Of “Before You Go,” he says, “I actually prefer it as a song to ‘Someone You Loved’ — I’m much more proud of the lyrics in that one, just because of how kind of personal it is to me.
And the response that we’ve had back ultimately makes it my favorite one.” He co-wrote it as a very belated, very adult response to the suicide of his aunt when he was a boy. “That’s something that, as you get older, it plays on your mind a bit more as you learn more of the situation.” He also thought of schoolmates and friends of friends who’d taken their own lives. “You can overanalyze every interaction that you may or may not have had with that person, and every little thing that you may have heard them say in passing that if it was completely innocent. … That means more to me than the songs I wrote about an ex-girlfriend that I had when I was 19 or 20. You get over a relationship, but coming to terms with the death of a loved one is something you carry with you your whole life.”

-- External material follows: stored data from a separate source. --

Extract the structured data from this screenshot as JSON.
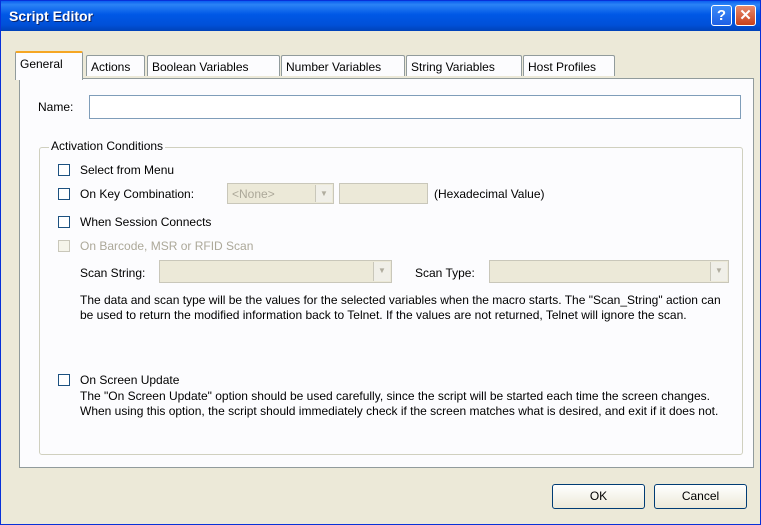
{
  "window": {
    "title": "Script Editor"
  },
  "titlebar": {
    "help_glyph": "?",
    "close_glyph": "✕"
  },
  "tabs": [
    {
      "label": "General",
      "active": true
    },
    {
      "label": "Actions",
      "active": false
    },
    {
      "label": "Boolean Variables",
      "active": false
    },
    {
      "label": "Number Variables",
      "active": false
    },
    {
      "label": "String Variables",
      "active": false
    },
    {
      "label": "Host Profiles",
      "active": false
    }
  ],
  "name": {
    "label": "Name:",
    "value": ""
  },
  "activation": {
    "group_label": "Activation Conditions",
    "select_from_menu": {
      "label": "Select from Menu",
      "checked": false
    },
    "key_combination": {
      "label": "On Key Combination:",
      "combo_value": "<None>",
      "hex_value": "",
      "hex_label": "(Hexadecimal Value)",
      "checked": false
    },
    "session_connects": {
      "label": "When Session Connects",
      "checked": false
    },
    "barcode_scan": {
      "label": "On Barcode, MSR or RFID Scan",
      "checked": false,
      "disabled": true
    },
    "scan_string": {
      "label": "Scan String:",
      "value": ""
    },
    "scan_type": {
      "label": "Scan Type:",
      "value": ""
    },
    "scan_description": "The data and scan type will be the values for the selected variables when the macro starts.  The \"Scan_String\" action can be used to return the modified information back to Telnet.  If the values are not returned, Telnet will ignore the scan.",
    "screen_update": {
      "label": "On Screen Update",
      "checked": false
    },
    "screen_update_description": "The \"On Screen Update\" option should be used carefully, since the script will be started each time the screen changes.  When using this option, the script should immediately check if the screen matches what is desired, and exit if it does not."
  },
  "buttons": {
    "ok": "OK",
    "cancel": "Cancel"
  },
  "icons": {
    "dropdown": "chevron-down-icon",
    "help": "help-icon",
    "close": "close-icon"
  },
  "colors": {
    "titlebar": "#0058e6",
    "dialog_bg": "#ece9d8",
    "tab_highlight": "#f5a623"
  }
}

But he’s more than fine with most people hearing it as something less grave, noting that in the writing it “naturally started flowing in that sort of love song-y way. I want it to be as universal as possible and people to be able to relate to it in many different ways. And I don’t want to be too dark. I tread lightly with (the suicide theme), because I don’t want to overstep the mark and have people think I was exploiting the situation — which I guess technically I have,” he laughs.

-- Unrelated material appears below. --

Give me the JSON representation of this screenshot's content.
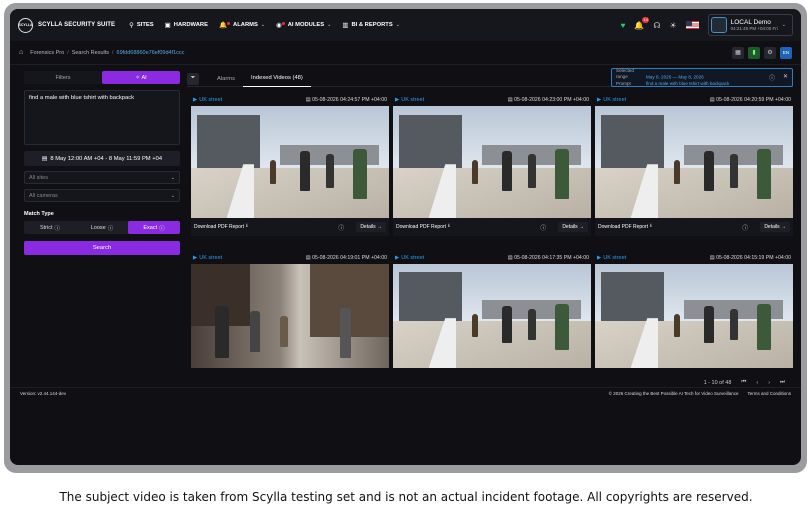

“Before You Go” wasn’t on the original edition of his blockbuster debut album, “Divinely Uninspired to a Hellish Extent.” “It was something that we had written around the same thing as ‘Someone You Loved,’ and we thought, you know what, let’s hold this back for the cash grab of a deluxe edition.” Actually, he admits, it was a label exec who thought the then-unfinished song didn’t merit recording. By the time he finished it, he could imagine it being sung back by massive crowds — which was happening in March, as he played two sold-out nights at London’s Wembley Stadium just days before a national lockdown put a halt to his world tour.
“I love writing songs,” he says. “I do think for me it was something that was born out of necessity. I needed to write songs so that I could go play live. When I’m writing songs, I don’t imagine hearing it on the radio or it being in the top 10. Not to say that that is not something I enjoy getting. It fucking pays the bills — I love it! Some songs that really go down amazingly live are not radio hits, but I do think that in the Venn diagram, you find there’s a lot of crossover between what goes well live and what gets played on the radio. So for me, I imagined me on stage singing it, and how it would feel to hear that back.”
The man who, more than anyone since Adele, has proven Elton John’s maxim that sad songs say so much is now at work on his second album. “Surprisingly, a global pandemic is quite good for inspiring you to write depressing songs. Who would have thought it?” He believes there’s “a natural progression,” taking heart that he must be improving as a craftsman because “the last two songs I wrote for the first album were ‘Before You Go and ‘Someone You Loved.’” But, he says, “I joke about all the time about ‘Well, I’m going to do exactly the same thing for my second album’ — which I have every intention of doing! The sound isn’t going to be massively different. I’m very much a one-trick-pony guy. It’s going to be depressing shit.”